Mature phishing protection is a programme, not a one-off project. A sensible rollout order:

  1. Technical foundation (weeks 1–4): DMARC in monitoring mode → quarantine → reject; flagging external mail; blocking delivery from domains registered in recent days.
  2. Phishing-resistant authentication (months 1–3): passkeys or hardware keys for admins, the board and finance first, eventually for everyone. Disable legacy protocols (password-based IMAP/POP3) and any login paths without MFA.
  3. A reporting path (month 1): a “report phishing” button in the mail client, an automatic acknowledgement for the reporter and feedback on what happened with the report.
  4. Measurement (quarterly): a controlled phishing campaign measuring not just clicks but above all the rate and speed of reports.
  5. Response (ongoing): a playbook for a compromised account — force sign-out of sessions, credential reset, a review of mailbox rules (attackers often add a rule forwarding mail externally).

Controlled phishing campaigns

The best way to assess an organisation’s real resilience is to run a controlled, authorised phishing campaign. This isn’t about “catching out” employees, but about hard data: what share of people clicked, how many entered credentials, how quickly anyone reported the suspicious message.

That last metric — the time and rate of reports — is often more important than the number of clicks. An organisation where employees quickly report suspicious messages gives the security team a chance to react before the attack develops.

A reporting process that doesn’t punish

If an employee is afraid to admit they clicked, you will learn about the incident at the worst possible time — when it is already too late. The key is to build a culture where reporting a mistake is rewarded rather than stigmatised, and to provide a simple, one-click way to report suspicious messages.

Summary

Phishing is a problem that neither technology alone nor education alone will solve. An effective defence combines three layers: phishing-resistant MFA, technical email controls and aware employees with an easy reporting path. If you’d like to know your company’s real resilience, ask about a controlled phishing campaign — we’ll run it ethically and deliver concrete conclusions.
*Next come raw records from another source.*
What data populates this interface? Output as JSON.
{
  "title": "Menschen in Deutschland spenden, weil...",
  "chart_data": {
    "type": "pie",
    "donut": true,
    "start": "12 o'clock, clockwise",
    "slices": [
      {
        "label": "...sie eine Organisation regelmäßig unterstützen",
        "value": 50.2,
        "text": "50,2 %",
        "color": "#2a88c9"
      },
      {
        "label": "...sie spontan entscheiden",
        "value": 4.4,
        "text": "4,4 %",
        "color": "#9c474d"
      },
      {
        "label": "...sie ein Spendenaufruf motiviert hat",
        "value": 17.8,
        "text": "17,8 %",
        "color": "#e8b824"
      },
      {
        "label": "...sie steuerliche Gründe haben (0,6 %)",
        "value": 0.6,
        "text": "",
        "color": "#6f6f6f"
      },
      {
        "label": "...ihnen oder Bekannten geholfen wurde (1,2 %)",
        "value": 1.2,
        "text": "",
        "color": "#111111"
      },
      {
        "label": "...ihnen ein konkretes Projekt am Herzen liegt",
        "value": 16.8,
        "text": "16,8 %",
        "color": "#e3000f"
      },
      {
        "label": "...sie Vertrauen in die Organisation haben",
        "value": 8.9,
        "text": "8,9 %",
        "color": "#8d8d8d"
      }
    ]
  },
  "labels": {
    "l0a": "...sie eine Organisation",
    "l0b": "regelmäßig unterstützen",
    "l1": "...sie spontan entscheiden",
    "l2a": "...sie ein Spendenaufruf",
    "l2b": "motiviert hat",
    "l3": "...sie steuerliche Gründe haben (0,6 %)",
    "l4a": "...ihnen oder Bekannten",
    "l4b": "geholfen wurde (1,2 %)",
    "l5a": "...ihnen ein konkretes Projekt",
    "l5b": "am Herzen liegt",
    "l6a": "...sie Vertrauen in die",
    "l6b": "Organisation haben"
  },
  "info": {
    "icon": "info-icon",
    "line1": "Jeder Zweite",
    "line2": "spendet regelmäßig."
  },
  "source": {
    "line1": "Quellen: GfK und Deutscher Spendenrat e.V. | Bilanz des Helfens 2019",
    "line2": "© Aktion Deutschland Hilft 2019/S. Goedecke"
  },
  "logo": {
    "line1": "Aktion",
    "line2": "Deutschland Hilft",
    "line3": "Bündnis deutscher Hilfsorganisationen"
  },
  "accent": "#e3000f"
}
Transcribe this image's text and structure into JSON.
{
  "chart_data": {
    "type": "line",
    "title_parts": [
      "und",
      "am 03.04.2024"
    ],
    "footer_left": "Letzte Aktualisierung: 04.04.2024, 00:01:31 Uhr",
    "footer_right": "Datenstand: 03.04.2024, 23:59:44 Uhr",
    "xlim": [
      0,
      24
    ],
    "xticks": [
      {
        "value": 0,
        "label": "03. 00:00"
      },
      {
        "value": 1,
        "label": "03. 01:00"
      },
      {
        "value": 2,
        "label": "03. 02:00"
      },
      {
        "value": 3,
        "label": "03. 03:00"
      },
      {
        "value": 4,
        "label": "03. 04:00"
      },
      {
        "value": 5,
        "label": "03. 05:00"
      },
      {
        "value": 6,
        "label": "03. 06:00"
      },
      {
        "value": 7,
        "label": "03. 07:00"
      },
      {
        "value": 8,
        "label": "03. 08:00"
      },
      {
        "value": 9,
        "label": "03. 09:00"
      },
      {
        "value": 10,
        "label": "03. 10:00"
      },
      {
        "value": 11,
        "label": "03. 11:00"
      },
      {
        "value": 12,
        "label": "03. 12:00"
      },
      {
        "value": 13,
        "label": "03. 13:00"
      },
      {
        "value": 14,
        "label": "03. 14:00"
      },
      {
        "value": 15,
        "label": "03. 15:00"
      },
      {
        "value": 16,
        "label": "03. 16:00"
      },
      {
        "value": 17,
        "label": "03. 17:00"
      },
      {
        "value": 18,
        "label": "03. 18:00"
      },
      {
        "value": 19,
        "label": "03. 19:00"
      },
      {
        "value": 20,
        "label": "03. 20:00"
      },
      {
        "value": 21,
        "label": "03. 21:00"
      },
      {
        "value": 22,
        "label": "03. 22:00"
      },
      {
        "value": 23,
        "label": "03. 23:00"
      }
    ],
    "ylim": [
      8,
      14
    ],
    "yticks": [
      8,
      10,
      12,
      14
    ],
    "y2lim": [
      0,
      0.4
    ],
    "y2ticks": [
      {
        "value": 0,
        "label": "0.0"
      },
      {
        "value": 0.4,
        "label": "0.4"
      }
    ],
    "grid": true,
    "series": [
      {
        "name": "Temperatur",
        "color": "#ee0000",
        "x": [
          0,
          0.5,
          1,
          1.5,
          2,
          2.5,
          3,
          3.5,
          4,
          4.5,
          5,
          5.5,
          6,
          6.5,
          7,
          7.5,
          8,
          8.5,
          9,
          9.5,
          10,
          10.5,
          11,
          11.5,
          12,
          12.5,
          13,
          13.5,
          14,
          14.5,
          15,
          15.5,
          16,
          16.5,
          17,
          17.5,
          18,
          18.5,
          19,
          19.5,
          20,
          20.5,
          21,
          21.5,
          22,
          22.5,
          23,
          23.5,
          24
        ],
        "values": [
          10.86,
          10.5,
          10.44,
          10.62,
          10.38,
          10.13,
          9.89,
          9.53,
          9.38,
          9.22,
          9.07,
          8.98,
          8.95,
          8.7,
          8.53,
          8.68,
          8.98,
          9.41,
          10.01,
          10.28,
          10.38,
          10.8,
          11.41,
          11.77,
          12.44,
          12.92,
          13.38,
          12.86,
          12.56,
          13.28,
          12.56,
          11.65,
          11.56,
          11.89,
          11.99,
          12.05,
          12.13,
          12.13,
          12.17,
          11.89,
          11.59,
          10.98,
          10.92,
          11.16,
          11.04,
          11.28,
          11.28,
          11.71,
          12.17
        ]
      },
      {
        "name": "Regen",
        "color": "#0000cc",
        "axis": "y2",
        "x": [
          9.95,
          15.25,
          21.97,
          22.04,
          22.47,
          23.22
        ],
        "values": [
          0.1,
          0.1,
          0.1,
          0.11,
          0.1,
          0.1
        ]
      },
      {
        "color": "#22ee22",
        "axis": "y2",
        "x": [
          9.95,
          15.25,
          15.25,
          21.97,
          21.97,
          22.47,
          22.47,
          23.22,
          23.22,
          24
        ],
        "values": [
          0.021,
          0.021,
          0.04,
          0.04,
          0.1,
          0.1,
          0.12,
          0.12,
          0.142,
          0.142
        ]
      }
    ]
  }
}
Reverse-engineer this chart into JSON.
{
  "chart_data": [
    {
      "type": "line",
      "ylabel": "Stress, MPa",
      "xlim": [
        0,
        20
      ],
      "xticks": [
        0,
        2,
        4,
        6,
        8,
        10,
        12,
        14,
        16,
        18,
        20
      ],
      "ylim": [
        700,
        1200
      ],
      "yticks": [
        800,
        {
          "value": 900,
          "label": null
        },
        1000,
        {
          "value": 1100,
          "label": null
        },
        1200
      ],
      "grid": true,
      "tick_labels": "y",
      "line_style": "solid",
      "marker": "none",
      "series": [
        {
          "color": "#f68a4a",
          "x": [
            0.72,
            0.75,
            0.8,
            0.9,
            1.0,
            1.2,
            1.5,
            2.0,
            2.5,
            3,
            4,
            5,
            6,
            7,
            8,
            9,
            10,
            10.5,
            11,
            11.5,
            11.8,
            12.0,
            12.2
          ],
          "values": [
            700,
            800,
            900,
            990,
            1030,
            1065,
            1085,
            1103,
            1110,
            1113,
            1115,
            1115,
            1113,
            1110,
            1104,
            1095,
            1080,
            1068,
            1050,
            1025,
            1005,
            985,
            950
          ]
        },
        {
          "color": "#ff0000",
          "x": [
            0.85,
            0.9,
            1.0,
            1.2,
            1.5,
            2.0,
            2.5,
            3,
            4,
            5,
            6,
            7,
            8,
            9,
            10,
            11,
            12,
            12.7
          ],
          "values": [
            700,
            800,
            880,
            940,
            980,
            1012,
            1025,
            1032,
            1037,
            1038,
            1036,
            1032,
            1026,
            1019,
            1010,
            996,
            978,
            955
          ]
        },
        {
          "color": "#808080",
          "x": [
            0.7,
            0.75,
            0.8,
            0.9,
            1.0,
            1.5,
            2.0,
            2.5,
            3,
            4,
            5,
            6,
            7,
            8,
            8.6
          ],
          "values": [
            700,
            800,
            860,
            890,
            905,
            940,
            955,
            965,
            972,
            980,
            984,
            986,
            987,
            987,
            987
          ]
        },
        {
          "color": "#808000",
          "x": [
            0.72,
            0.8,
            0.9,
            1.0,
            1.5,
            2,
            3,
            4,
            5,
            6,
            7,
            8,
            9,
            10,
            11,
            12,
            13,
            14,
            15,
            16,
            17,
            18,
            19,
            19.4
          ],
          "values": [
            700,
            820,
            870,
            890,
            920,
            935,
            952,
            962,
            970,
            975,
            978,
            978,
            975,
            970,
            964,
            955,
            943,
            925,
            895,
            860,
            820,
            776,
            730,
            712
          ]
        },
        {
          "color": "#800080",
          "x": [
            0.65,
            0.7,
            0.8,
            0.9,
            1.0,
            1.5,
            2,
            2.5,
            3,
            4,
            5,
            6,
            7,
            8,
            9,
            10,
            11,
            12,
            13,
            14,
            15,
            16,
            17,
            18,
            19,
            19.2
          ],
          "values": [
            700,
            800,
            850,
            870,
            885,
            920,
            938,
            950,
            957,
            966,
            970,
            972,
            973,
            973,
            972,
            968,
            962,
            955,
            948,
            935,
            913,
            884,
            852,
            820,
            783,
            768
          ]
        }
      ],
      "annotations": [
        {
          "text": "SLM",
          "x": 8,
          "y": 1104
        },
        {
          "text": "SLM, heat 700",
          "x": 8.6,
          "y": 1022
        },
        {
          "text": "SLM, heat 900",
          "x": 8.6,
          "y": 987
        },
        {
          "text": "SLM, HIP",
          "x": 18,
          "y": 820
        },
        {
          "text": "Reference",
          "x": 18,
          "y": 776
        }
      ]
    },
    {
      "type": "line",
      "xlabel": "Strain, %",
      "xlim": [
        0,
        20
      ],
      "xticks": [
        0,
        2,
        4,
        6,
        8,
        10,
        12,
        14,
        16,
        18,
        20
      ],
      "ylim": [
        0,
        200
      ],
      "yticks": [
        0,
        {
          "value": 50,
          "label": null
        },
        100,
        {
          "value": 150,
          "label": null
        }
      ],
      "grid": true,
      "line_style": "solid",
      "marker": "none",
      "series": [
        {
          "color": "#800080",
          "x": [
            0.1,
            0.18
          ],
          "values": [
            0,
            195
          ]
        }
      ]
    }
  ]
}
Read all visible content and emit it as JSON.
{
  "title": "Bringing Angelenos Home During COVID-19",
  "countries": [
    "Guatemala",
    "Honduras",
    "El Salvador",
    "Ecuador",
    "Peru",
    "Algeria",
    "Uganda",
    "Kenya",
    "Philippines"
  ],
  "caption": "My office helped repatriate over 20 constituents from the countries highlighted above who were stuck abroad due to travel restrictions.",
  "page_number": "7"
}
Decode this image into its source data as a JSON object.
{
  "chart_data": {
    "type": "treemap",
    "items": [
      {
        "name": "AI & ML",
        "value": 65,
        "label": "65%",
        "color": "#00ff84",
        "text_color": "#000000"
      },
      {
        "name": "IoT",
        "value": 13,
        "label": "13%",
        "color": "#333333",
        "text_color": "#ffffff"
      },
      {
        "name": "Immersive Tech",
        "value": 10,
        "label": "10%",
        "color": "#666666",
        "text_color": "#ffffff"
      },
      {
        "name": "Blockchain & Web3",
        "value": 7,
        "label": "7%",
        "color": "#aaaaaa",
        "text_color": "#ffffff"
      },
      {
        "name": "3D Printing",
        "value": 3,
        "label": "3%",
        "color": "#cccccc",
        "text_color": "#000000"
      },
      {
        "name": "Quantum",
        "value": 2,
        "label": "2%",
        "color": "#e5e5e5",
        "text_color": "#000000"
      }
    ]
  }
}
Frequently asked questions (FAQ)

What click rate in a simulated campaign is “normal”? In first campaigns a typical result is 10–30% clicks, depending on the scenario. The trend and the reporting rate matter more: mature organisations reach over 50% of reports within the first hour. A single number without scenario context says little — compare results between your own campaigns, not against internet benchmarks.

Is SMS-based MFA better than no MFA? Yes, definitely — it blocks mass attacks that rely on passwords alone. But against targeted attacks (AiTM, SIM swapping) it is not a barrier. The strategy: SMS as a minimum for everyone, passkeys/FIDO2 for privileged and finance accounts now, and for the whole organisation over time.

How often should we run simulated campaigns? Quarterly, with varying scenarios and target groups. More frequent campaigns cause fatigue and a “guessing game” effect; less frequent ones don’t build the habit. After each campaign, communicating the results is key — without naming and shaming, but showing what the attack looked like.

What should we do first when an employee entered their password on a fake page? Immediately: invalidate all active sessions for the account, reset the password, check mailbox rules and recent logins, and if the account has access to critical systems — review activity in those systems. Only then analyse how the message got past the filters.

Do small companies need DMARC too? Yes — also because without DMARC someone can impersonate your domain towards your customers and partners. For a small organisation the configuration is usually a few hours of work, and it protects the brand, not just mailboxes. We check it as standard in our security audits.